M. de Sacy, avocat de la marquise, prouva que la calomnie horrible dont M. de Villiers avait chargé la dame de Sassy était suggérée par la haine, préparée par l'imposture, concertée par la malignité, qu'elle avait été consommée par l'opiniâtreté, et que les suites de cette calomnie avaient troublé pour la vie le repos de la marquise et de son époux. «Il y va du repos de tous les gens de bien, dit-il en terminant son plaidoyer, qu'une si cruelle et si dangereuse entreprise soit réprimée par un exemple propre à faire trembler ceux qui pourraient l'imiter.»
[PARRICIDE COMMIS PAR DEUX FILS,]
AIDÉS DE LEUR MÈRE.
Le parricide est un crime si anti-naturel, que les législateurs de l'antiquité, le regardant comme impossible, n'avaient pas voulu le comprendre dans les cas prévus par les lois. A Rome, il fut ignoré pendant six cents ans; mais depuis, trop d'exemples ont prouvé que la méchanceté de l'homme était capable d'enfanter les attentats les plus énormes, que rien ne pouvait lui servir de frein. Le fait suivant est de nature à fortifier cette assertion.
François D*** de S***, d'une noble et ancienne famille du Languedoc, capitaine de la galère la Réale, épousa, à l'âge de quarante ans, une jeune personne de dix-huit ans, Anne de S***, dont les parens étaient établis à Marseille. Par suite de la différence d'âge et de caractère, cette union ne fut pas heureuse. Néanmoins, les deux époux eurent onze enfans, dont il leur resta cinq garçons et deux filles qui furent religieuses.
La mère, au lieu d'inspirer à ses enfans du respect pour leur père, les associait à la haine qu'elle lui portait, et travaillait sans cesse à effacer de leur cœur les sentimens affectueux de la piété filiale. Le parricide fut le fruit de ses leçons.

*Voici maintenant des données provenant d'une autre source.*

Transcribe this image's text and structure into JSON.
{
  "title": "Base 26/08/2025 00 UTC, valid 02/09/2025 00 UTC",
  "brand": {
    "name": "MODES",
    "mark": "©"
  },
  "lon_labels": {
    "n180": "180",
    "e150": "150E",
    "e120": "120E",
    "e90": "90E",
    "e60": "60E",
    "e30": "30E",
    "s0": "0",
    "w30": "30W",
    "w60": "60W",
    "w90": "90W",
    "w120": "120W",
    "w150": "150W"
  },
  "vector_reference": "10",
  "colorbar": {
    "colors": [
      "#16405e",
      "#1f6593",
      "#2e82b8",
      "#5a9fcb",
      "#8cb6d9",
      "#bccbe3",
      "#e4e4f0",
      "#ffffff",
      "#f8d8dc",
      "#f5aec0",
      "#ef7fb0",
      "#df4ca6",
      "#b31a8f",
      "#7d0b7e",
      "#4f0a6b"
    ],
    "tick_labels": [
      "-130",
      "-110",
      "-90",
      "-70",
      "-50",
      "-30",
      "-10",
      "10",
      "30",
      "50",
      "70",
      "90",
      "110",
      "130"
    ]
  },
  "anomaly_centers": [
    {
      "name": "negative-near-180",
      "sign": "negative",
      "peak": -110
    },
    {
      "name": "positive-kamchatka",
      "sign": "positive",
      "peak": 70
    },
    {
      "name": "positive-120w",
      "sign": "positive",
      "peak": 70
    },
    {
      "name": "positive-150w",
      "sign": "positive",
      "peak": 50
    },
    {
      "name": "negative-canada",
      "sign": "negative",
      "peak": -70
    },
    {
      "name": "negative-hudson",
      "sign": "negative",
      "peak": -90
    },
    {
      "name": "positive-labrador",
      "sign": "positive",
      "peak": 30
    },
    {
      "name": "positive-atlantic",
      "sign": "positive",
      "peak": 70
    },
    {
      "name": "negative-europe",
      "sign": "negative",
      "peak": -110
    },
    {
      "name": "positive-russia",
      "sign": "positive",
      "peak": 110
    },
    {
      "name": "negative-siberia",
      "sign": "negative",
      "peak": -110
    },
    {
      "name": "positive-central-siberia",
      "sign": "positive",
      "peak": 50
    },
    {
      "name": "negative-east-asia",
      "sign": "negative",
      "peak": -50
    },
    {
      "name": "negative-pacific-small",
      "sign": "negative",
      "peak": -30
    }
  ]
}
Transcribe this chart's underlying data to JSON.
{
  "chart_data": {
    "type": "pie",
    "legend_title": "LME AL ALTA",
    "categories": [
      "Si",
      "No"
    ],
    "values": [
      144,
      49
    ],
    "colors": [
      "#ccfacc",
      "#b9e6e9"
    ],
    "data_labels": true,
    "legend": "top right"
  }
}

En 1709, le père, qui n'avait que ses appointemens pour subsister, se retira à une bastide qu'il possédait près de Marseille dans la paroisse de Saint-Barnabé. Le personnel de sa petite habitation se composait de sa femme, de trois de ses fils, Jean-Baptiste, François-Guillaume, Louis-César, d'un Turc qui lui servait de domestique, et de Suzanne Borelli, servante. Antoine, l'aîné de ses fils, sujet d'une belle espérance, était enseigne dans la marine, et Étienne Gayetan, le quatrième, avait une sous-lieutenance d'infanterie.
Les trois années que ce malheureux père de famille passa dans cette bastide furent une querelle perpétuelle.
Le 16 octobre 1712, jour de la fête de la paroisse de Saint-Barnabé, le sieur de S*** dîna avec sa famille dans sa bastide. Le repas se passa même assez paisiblement. Jean-Baptiste devait dîner ce jour-là avec le sieur Senclou, curé de Saint-Barnabé, dont il avait épousé la nièce sans le consentement de son père, qui lui avait pardonné cette union depuis quelque temps, et qui ce jour-là même se faisait une joie de le retenir à dîner. Il ne pressentait pas qu'il gardait près de lui un de ses meurtriers.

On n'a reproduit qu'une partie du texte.